Jamilla dit qu'elle n'a pas pu se résoudre à entrer dans la pièce où étaient conservés les corps des personnes décédées. « Je ne voulais pas que cette image reste dans ma mémoire », dit-elle. À la place, sa sœur est entrée pour identifier le corps.
Pour Jamilla, la douleur continue. Après avoir appris que Faten avait fait la traversée, elle a découvert que ses deux autres enfants étaient partis aussi.
Son fils aîné a atteint Ceuta et l'a appelée, mais Jamilla attend toujours des nouvelles de sa fille de 14 ans, qui serait également arrivée à Ceuta. « Maintenant je suis seule, sans mes enfants », dit-elle.
**Questions fréquemment posées**
Voici une liste de questions fréquemment posées sur cette histoire tragique, allant des faits de base au contexte plus large.
1. Qui était la footballeuse marocaine dans cette histoire ?
C'était une jeune femme marocaine qui jouait au football. Son nom a été rapporté par divers médias, bien que les détails puissent varier. Elle tentait de migrer irrégulièrement vers Ceuta, une ville autonome espagnole sur le continent africain.
2. Que lui est-il exactement arrivé ?
Elle s'est noyée en tentant de nager autour des barrières frontalières ou d'atteindre la côte de Ceuta. La tragédie est aggravée par le fait que sa demande de visa pour se rendre légalement en Espagne a été approuvée le jour même de sa mort.
3. Pourquoi essayait-elle d'atteindre Ceuta à la nage ?
Elle essayait d'atteindre le sol européen pour chercher une vie meilleure, des opportunités économiques ou pour rejoindre sa famille. Pour beaucoup, le processus de visa est lent, incertain ou refusé, ce qui les pousse à risquer des traversées irrégulières dangereuses.
4. Comment les gens ont-ils découvert que son visa avait été approuvé le même jour ?
Sa famille et les autorités locales l'ont confirmé. Après la récupération de son corps, sa famille a vérifié ses documents et a trouvé la notification d'approbation du visa datée de ce jour exact. Ce détail a ensuite été partagé avec les médias marocains et espagnols.
5. Ceuta est-elle une cible courante pour les migrants ?
Oui. Ceuta et Melilla sont les deux seules frontières terrestres entre l'Union européenne et l'Afrique. Les migrants tentent fréquemment d'escalader les clôtures frontalières, de nager autour d'elles ou de se cacher dans des véhicules pour entrer.

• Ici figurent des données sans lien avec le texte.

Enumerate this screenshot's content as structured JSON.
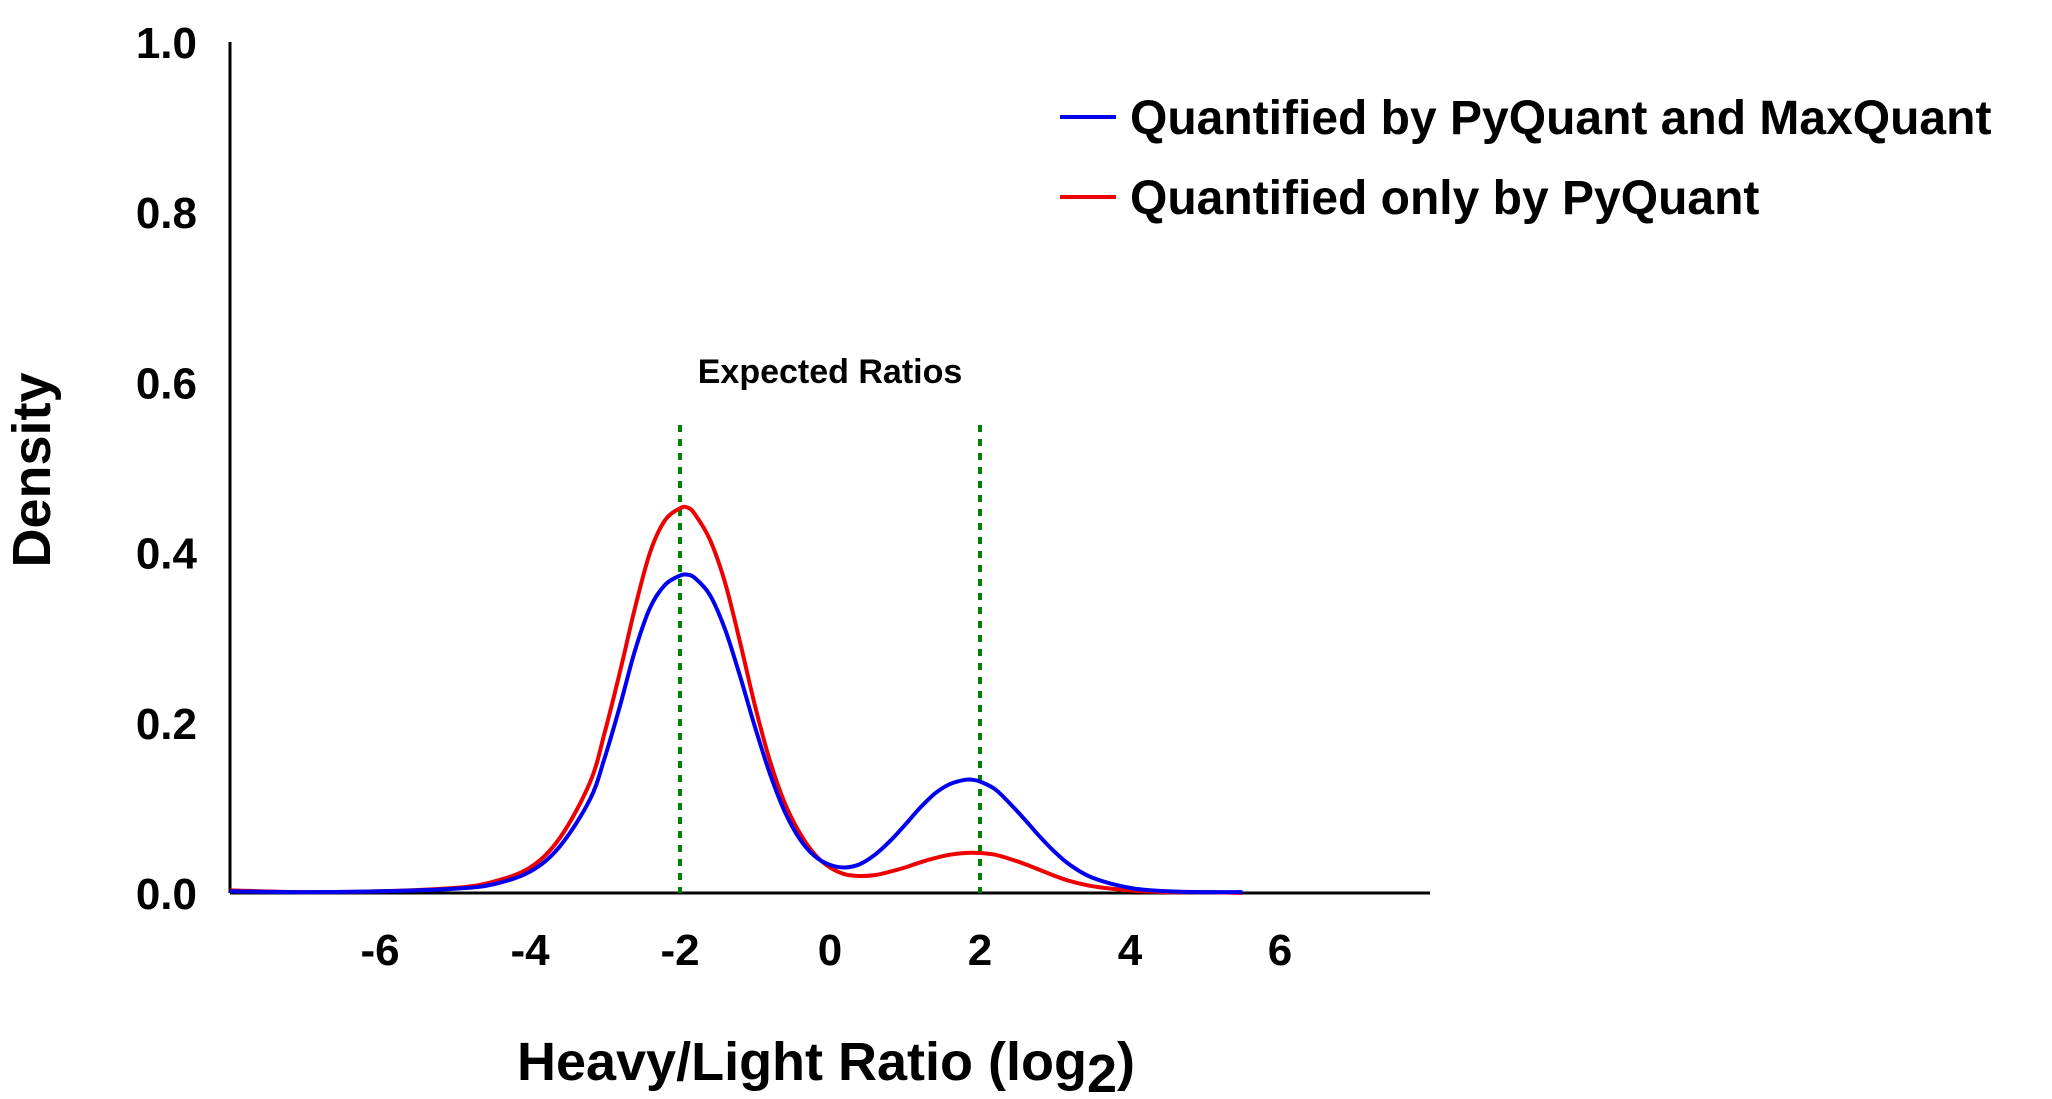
{
  "chart_data": {
    "type": "line",
    "title": "",
    "xlabel": "Heavy/Light Ratio (log",
    "xlabel_subscript": "2",
    "xlabel_suffix": ")",
    "ylabel": "Density",
    "xlim": [
      -8,
      8
    ],
    "ylim": [
      0,
      1.0
    ],
    "x_ticks": [
      "-6",
      "-4",
      "-2",
      "0",
      "2",
      "4",
      "6"
    ],
    "y_ticks": [
      "0.0",
      "0.2",
      "0.4",
      "0.6",
      "0.8",
      "1.0"
    ],
    "grid": false,
    "legend_position": "top-right",
    "series": [
      {
        "name": "Quantified by PyQuant and MaxQuant",
        "color": "#0000ee",
        "x": [
          -8,
          -7,
          -6,
          -5,
          -4.5,
          -4,
          -3.6,
          -3.2,
          -3,
          -2.8,
          -2.6,
          -2.4,
          -2.2,
          -2,
          -1.9,
          -1.8,
          -1.6,
          -1.4,
          -1.2,
          -1,
          -0.8,
          -0.6,
          -0.4,
          -0.2,
          0,
          0.2,
          0.4,
          0.6,
          0.8,
          1,
          1.2,
          1.4,
          1.6,
          1.8,
          1.9,
          2,
          2.2,
          2.4,
          2.6,
          2.8,
          3,
          3.2,
          3.5,
          4,
          4.5,
          5,
          5.5
        ],
        "y": [
          0.002,
          0.001,
          0.002,
          0.005,
          0.01,
          0.025,
          0.055,
          0.11,
          0.16,
          0.22,
          0.285,
          0.335,
          0.362,
          0.373,
          0.374,
          0.37,
          0.35,
          0.31,
          0.255,
          0.195,
          0.14,
          0.095,
          0.063,
          0.043,
          0.033,
          0.03,
          0.034,
          0.045,
          0.061,
          0.08,
          0.1,
          0.117,
          0.128,
          0.133,
          0.133,
          0.131,
          0.122,
          0.105,
          0.086,
          0.066,
          0.048,
          0.033,
          0.018,
          0.006,
          0.002,
          0.001,
          0.001
        ]
      },
      {
        "name": "Quantified only by PyQuant",
        "color": "#ee0000",
        "x": [
          -8,
          -7,
          -6,
          -5,
          -4.5,
          -4,
          -3.6,
          -3.2,
          -3,
          -2.8,
          -2.6,
          -2.4,
          -2.2,
          -2,
          -1.9,
          -1.8,
          -1.6,
          -1.4,
          -1.2,
          -1,
          -0.8,
          -0.6,
          -0.4,
          -0.2,
          0,
          0.2,
          0.4,
          0.6,
          0.8,
          1,
          1.2,
          1.4,
          1.6,
          1.8,
          2,
          2.2,
          2.4,
          2.6,
          2.8,
          3,
          3.2,
          3.5,
          4,
          4.5,
          5,
          5.5
        ],
        "y": [
          0.003,
          0.001,
          0.002,
          0.006,
          0.013,
          0.03,
          0.065,
          0.13,
          0.19,
          0.26,
          0.335,
          0.4,
          0.438,
          0.452,
          0.453,
          0.445,
          0.415,
          0.365,
          0.295,
          0.22,
          0.155,
          0.105,
          0.07,
          0.045,
          0.03,
          0.022,
          0.02,
          0.021,
          0.025,
          0.03,
          0.036,
          0.041,
          0.045,
          0.047,
          0.047,
          0.045,
          0.04,
          0.034,
          0.027,
          0.02,
          0.014,
          0.008,
          0.003,
          0.001,
          0.001,
          0.0
        ]
      }
    ],
    "reference_lines": {
      "label": "Expected Ratios",
      "color": "#008000",
      "x": [
        -2,
        2
      ],
      "y_top": 0.55
    }
  }
}
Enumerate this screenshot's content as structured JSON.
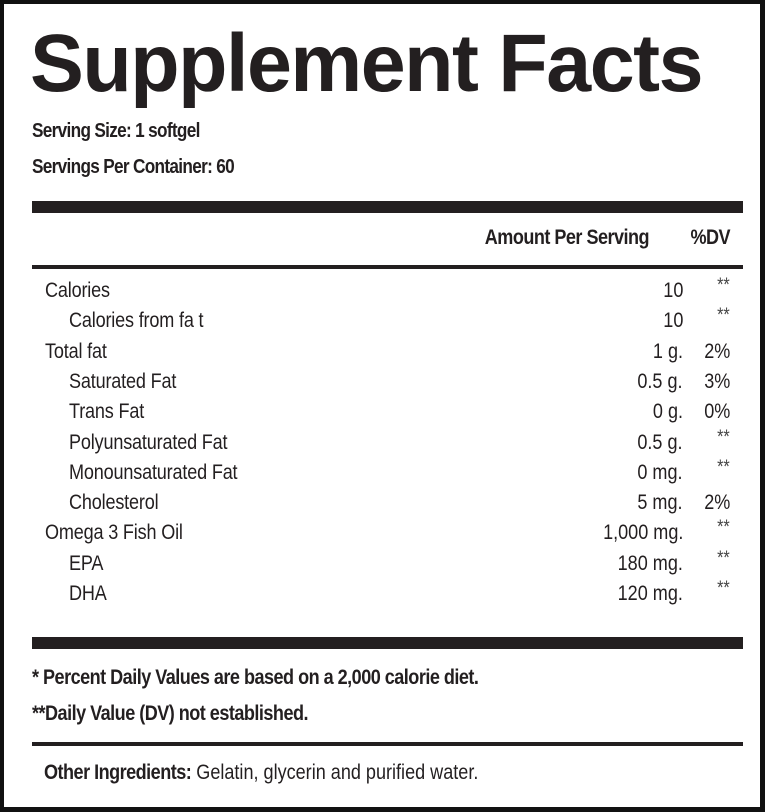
{
  "label": {
    "title": "Supplement Facts",
    "serving_size": "Serving Size: 1 softgel",
    "servings_per_container": "Servings Per Container: 60"
  },
  "table": {
    "header": {
      "amount": "Amount Per Serving",
      "dv": "%DV"
    },
    "rows": [
      {
        "name": "Calories",
        "amount": "10",
        "dv": "**",
        "indent": false
      },
      {
        "name": "Calories from fa t",
        "amount": "10",
        "dv": "**",
        "indent": true
      },
      {
        "name": "Total fat",
        "amount": "1 g.",
        "dv": "2%",
        "indent": false
      },
      {
        "name": "Saturated Fat",
        "amount": "0.5 g.",
        "dv": "3%",
        "indent": true
      },
      {
        "name": "Trans Fat",
        "amount": "0 g.",
        "dv": "0%",
        "indent": true
      },
      {
        "name": "Polyunsaturated Fat",
        "amount": "0.5 g.",
        "dv": "**",
        "indent": true
      },
      {
        "name": "Monounsaturated Fat",
        "amount": "0 mg.",
        "dv": "**",
        "indent": true
      },
      {
        "name": "Cholesterol",
        "amount": "5 mg.",
        "dv": "2%",
        "indent": true
      },
      {
        "name": "Omega 3 Fish Oil",
        "amount": "1,000 mg.",
        "dv": "**",
        "indent": false
      },
      {
        "name": "EPA",
        "amount": "180 mg.",
        "dv": "**",
        "indent": true
      },
      {
        "name": "DHA",
        "amount": "120 mg.",
        "dv": "**",
        "indent": true
      }
    ]
  },
  "footnotes": {
    "percent_dv": "* Percent Daily Values are based on a 2,000 calorie diet.",
    "not_established": "**Daily Value (DV) not established."
  },
  "ingredients": {
    "label": "Other Ingredients:",
    "text": " Gelatin, glycerin and purified water."
  },
  "colors": {
    "ink": "#231f20",
    "border": "#111111",
    "background": "#ffffff"
  }
}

6. Pourquoi cette histoire est-elle considérée comme si tragique ou ironique ?
L'ironie dévastatrice est qu'elle était si désespérée d'atteindre l'Europe qu'elle a risqué sa vie, seulement pour découvrir que la voie légale qu'elle attendait venait d'être accordée. Sa mort met en lumière les conséquences fatales des retards bureaucratiques et du désespoir extrême des migrants.
7. Quelles sont les raisons typiques de ces traversées dangereuses ?
Les principales raisons incluent l'extrême pauvreté, le manque d'opportunités d'emploi, l'instabilité politique et le désir de rejoindre des membres de la famille déjà en Europe. Beaucoup estiment n'avoir d'autre choix que de prendre des risques mortels.
8. Quelle est la différence entre un visa et l'asile ?
Un visa est une permission officielle d'entrer dans un pays dans un but spécifique et pour une durée limitée. L'asile est une protection accordée à une personne qui a fui son pays d'origine en raison de persécutions ou de la guerre.